しばらくすると、机の上にコトンと温かそうな湯気が漂ったお茶が置かれた。

「矢崎さん、ありがとう。」

「いえいえ、それでどんな事件だったんです?」

矢崎さんは比嘉特捜部長に話し掛けると、
彼は渋い顔してお茶をひと口すすって言った。

「凶器不明の殺人事件だ。
青山くんの匂いの特性によれば、
ハーブ系のコーヒーが鍵になると。」

「へぇ…。青山くんは今月もバリバリ
活躍してくれそうですね!」

どうも矢崎さんは、俺の活躍を知るのが楽しいらしい。"特性持ち"とゆう珍しい能力に興味津々のようなのだ。

「…変わった傷跡が、頭から離れぬよ。
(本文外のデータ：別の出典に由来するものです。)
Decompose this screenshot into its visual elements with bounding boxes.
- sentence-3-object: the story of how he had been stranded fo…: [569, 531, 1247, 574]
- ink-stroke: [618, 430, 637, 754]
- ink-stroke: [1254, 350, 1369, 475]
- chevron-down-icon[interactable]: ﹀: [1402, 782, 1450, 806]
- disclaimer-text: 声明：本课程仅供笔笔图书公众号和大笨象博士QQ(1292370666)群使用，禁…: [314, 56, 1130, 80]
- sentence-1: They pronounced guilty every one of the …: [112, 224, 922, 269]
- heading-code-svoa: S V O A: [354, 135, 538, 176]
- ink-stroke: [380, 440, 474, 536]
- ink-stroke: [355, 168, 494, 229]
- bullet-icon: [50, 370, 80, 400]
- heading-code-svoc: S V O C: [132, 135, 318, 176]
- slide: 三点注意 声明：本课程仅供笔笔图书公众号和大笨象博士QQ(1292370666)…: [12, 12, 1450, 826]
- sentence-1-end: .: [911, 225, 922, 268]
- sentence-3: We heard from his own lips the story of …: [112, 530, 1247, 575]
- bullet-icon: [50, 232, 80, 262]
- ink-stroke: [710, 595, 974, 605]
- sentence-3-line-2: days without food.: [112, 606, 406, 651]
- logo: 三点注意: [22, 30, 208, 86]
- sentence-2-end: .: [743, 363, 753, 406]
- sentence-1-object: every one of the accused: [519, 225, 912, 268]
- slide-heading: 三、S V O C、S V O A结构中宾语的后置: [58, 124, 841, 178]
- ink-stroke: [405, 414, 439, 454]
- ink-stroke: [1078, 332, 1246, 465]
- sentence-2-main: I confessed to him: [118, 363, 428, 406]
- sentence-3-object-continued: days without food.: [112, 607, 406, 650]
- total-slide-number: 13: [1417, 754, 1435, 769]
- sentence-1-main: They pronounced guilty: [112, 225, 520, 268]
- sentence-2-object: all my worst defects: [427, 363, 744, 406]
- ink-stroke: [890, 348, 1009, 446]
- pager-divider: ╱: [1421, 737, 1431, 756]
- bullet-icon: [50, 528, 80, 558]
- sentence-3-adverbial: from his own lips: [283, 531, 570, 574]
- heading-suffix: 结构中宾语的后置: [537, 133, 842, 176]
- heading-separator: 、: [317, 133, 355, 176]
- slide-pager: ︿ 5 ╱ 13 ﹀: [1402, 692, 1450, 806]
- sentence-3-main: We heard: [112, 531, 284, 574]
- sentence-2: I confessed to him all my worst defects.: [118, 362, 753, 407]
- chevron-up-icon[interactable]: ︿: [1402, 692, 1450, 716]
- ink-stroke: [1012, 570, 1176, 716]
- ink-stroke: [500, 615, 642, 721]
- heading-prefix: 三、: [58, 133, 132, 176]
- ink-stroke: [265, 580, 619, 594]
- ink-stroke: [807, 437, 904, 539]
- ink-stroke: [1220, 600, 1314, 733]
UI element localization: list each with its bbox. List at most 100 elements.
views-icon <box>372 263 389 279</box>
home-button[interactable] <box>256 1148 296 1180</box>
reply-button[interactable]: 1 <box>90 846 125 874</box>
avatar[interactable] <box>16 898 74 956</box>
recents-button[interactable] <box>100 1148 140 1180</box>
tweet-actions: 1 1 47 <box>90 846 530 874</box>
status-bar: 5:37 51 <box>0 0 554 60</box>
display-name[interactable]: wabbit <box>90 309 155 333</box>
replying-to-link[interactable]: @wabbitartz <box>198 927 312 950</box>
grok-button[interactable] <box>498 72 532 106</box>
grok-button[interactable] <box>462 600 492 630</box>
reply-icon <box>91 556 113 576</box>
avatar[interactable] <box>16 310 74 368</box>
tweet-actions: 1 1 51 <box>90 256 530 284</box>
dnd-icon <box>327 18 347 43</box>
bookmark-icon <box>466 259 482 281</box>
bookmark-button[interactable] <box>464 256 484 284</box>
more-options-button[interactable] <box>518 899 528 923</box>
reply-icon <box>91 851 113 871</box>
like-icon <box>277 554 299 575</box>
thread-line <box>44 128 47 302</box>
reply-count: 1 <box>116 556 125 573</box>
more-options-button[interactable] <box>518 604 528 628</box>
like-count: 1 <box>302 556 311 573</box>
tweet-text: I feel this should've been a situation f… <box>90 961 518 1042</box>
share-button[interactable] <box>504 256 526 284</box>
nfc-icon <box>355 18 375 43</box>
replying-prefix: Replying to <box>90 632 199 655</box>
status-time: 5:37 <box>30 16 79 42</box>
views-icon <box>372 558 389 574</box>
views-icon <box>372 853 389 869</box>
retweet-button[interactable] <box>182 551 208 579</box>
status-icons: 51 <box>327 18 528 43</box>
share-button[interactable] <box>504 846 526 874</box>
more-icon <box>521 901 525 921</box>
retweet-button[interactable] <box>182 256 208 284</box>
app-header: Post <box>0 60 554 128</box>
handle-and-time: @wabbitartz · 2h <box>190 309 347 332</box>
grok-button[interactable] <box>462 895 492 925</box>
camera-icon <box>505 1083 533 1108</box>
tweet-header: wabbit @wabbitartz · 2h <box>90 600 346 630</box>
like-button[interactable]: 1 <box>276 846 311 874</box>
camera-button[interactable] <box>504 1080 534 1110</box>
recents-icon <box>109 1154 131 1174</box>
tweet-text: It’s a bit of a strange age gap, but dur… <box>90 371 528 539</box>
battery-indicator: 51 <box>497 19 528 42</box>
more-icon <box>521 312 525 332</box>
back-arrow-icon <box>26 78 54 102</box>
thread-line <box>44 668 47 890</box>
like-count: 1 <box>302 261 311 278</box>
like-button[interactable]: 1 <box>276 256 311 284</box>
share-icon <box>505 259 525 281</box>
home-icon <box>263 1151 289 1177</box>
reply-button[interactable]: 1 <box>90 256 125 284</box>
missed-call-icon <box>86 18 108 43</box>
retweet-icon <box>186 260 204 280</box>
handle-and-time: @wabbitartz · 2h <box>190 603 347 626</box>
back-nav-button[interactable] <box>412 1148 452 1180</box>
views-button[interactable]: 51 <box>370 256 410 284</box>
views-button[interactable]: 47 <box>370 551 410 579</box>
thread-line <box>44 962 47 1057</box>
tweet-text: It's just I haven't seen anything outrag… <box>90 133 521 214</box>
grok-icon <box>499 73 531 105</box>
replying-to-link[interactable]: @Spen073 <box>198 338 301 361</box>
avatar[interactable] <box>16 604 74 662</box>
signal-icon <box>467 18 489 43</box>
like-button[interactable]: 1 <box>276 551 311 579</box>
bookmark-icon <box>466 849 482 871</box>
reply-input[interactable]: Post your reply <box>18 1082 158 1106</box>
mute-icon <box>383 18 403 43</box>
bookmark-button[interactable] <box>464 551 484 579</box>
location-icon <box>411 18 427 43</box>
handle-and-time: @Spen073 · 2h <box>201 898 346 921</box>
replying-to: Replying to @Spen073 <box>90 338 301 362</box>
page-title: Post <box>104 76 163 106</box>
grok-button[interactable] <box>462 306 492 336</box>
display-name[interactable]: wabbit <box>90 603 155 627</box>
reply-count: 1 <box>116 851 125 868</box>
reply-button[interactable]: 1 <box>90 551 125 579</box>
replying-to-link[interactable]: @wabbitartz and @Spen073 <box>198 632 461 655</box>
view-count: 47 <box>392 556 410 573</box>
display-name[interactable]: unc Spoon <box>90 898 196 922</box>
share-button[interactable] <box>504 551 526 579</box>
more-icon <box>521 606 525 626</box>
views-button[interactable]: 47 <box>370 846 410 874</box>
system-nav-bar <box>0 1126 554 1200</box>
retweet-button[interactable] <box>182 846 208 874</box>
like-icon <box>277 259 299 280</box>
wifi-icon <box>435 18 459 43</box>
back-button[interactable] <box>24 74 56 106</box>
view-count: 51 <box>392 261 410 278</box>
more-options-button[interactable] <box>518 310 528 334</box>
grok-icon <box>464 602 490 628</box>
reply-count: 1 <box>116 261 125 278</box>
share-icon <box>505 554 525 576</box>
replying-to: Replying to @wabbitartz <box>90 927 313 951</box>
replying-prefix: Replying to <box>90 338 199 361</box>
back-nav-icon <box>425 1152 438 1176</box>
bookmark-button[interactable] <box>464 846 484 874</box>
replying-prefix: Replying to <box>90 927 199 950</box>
」

比嘉特捜部長が、ふと呟いた。
俺も気になっていた。どうも刃物とも思えないし、何か柔らかいものでえぐったような複雑な痕だった…。

そんな嫌な光景を思い出していると、
難波さんがホワイトボードの前に立ち現状を記していった。

「被害者はフリーカメラマン。
ちなみに俺は、青山くんが言ったハーブ系のコーヒーの匂いとゆうものが気になっている。」

コンコンと指の背でボードを叩き、
難波さんがそのワードだけで軽い推理を始めた。

「死亡推定時刻は、深夜2時前後。
凶器は不明だが刺殺。
だが念の為、毒も関わっているか調査中。
青山くんの特性は、念が強い程匂う事から
被害者は殺害される前にそのコーヒーを飲みながら犯人と接触していた可能性がある。」

難波さんの推理は、俺の推理とも同じようだ。

「そうですね。ちなみにハーブ系の独特な香りのコーヒーと時間帯を考慮すると、缶コーヒーや喫茶店は省かれますね。」

続けて俺がそう言うと、お茶を飲み干した比嘉特捜部長が俺達を見て言った。

「この周辺一体にハーブ系のコーヒーを置いてるコンビニ等がなければ、恐らくどちらかの自宅だろう。難波、青山くんは被害者の家宅捜査後、近場の飲食店で聞き込み調査だ!」

「「はいっ!!」」

俺と難波さんはすぐさま立ち上がり、
2人して事務所を出て行った。

「…匂いの特性って、こんな社会貢献の
仕方もあるんですね。部長。」

2人を見送った矢崎さんが、テーブルを片付けながらそう話す。

「青山くんは前向きな男だよ。
幼少期に特性が開花してから、随分と辛い思いをしてきたと娘から聞いたが、ずっと存在意義を探していたんだろうな。」

青山くんにはなかなか見せない穏やかな笑顔を浮かべる比嘉特捜部長は、そう語った。

「私を保護してくれた時を思い出しますよ。
部長はとても、優しい人ですね。」

「褒めても何も出んぞ?矢崎さん。」

そう言いつつも、少し口元は緩んでいた。